Monday, January 23, 2012

When Did Yoga Start Causing Injuries?

So let me get this straight: yoga now has a "bad boy?" Yoga features "competitive trash talk?" Yoga needs a "road warrior" to preach its many benefits? This is yoga we're talking about - meditative poses like downward facing dog, saying "namaste" to our mat neighbor. We now need to be warned about the injuries that might result from undertaking yoga too strenuously, too sweatily? You can get a drink after performing the lotus position during Happy Hour Yoga in the Twin Cities?

What about the folks who just want 20 minutes to sit on their mats, breathe, and be calm? Like dedicated but subdued sports fans, they have been banished to the margins of the media's discourse on exercise. 

It seems we've taken a peaceful activity like yoga and turned it into a multimedia, multiplatform business run by zealous folks like John Friend, a multitasking dynamo and founder of Ansuara, a form of yoga that's "nothing like the more rigid schools that demand students repeat the same poses in the same way at every single class." Friend claims his spin on yoga is "accessible. Easily applicable. And yet it has depth and sophistication." 

Friend's response to all that rigidity sounds comforting, even empowering; the latter is the point of pretty much every activity we undertake in our cost-benefit happy society. "Failing to execute a post meant nothing more than that you might succeed next time," wrote Mimi Swartz of The New York Times Magazine. Friend quietly encourages to "contain divinity within ourselves," Swartz explained, and "express our inner goodness to fulfill our obligation to better our world."



But sustaining this flexibility - spiritual as well as physical - requires that Friend, like the mega church preacher Joel Osteen, be charismatic and driven. "Yoga is my life," Friend told Swartz. "It's not just something I practice on a sitcky mat." Mastery of Ansuara's tenets isn't required, only unswerving, unstinting dedication. Bedecked in our pricey togs, we strive to become part of "the cult of John," which now reaches 200,000 students around the world with its "new American cocktail of spirituality and exercise." 

Yoga has had other TV practitioners, most notably Richard Hittleman, who hosted the syndicated Yoga for Health in the 1970s (my mom was a regular viewer), and Lilias Folan, host of Lilias, Yoga, and You, which debuted on PBS in 1972. Folan, who sees yoga as a source of healing as a means to achieve calm rather than as an endurance contest, performance art, or spiritual marathon, still teaches her less frantic brand of yoga to Cincinnati-area residents. 

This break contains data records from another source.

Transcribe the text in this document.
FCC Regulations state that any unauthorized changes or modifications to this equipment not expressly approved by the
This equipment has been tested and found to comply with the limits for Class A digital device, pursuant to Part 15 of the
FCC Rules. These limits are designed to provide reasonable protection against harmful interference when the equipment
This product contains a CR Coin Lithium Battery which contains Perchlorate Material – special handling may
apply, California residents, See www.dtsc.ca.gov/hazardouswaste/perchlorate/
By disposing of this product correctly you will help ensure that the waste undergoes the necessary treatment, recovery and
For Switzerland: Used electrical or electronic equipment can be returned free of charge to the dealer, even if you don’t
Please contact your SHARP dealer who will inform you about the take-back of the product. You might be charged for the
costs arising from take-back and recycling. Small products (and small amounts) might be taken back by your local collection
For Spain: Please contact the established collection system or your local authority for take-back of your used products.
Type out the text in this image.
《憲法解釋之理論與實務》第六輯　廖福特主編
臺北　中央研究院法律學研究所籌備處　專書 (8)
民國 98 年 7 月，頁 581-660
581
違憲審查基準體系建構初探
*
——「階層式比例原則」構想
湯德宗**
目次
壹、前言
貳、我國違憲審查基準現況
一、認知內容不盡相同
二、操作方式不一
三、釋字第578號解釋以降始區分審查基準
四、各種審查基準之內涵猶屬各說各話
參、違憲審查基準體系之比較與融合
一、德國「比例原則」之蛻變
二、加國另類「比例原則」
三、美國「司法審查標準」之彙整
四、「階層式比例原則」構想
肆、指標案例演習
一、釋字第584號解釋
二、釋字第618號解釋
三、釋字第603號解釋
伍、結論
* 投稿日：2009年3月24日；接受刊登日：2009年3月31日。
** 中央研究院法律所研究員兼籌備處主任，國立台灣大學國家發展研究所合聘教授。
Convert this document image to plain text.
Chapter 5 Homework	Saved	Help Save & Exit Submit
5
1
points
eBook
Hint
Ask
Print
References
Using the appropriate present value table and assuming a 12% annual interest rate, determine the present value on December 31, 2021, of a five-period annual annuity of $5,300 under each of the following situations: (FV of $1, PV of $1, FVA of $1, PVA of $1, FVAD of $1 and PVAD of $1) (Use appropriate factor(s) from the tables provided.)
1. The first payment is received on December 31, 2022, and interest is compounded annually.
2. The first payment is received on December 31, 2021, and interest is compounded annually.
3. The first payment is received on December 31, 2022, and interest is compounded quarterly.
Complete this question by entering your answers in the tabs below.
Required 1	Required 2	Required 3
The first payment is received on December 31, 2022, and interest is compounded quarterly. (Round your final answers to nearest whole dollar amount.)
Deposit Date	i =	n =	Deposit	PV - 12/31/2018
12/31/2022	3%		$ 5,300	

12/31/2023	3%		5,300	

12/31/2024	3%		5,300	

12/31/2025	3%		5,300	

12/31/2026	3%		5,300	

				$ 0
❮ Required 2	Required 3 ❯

But for Friend, along with power yoga educator Baron Baptiste, who claims on his website to have been "bred to teach and educate" and hosts boot camps for aspiring power yoga teachers, and Bikram Choudhry, "self-proclaimed guru to the rich and famous," who sells franchises and charges $1,400 for advanced seminars in Bikram Yoga delivered in rooms kept at 100 degrees so students "will be able to heat up their muscles right away and be prepared for the intensity of the message," zeal and self-promotion have bastardized this once tranquil pastime, at least in its current media iteration.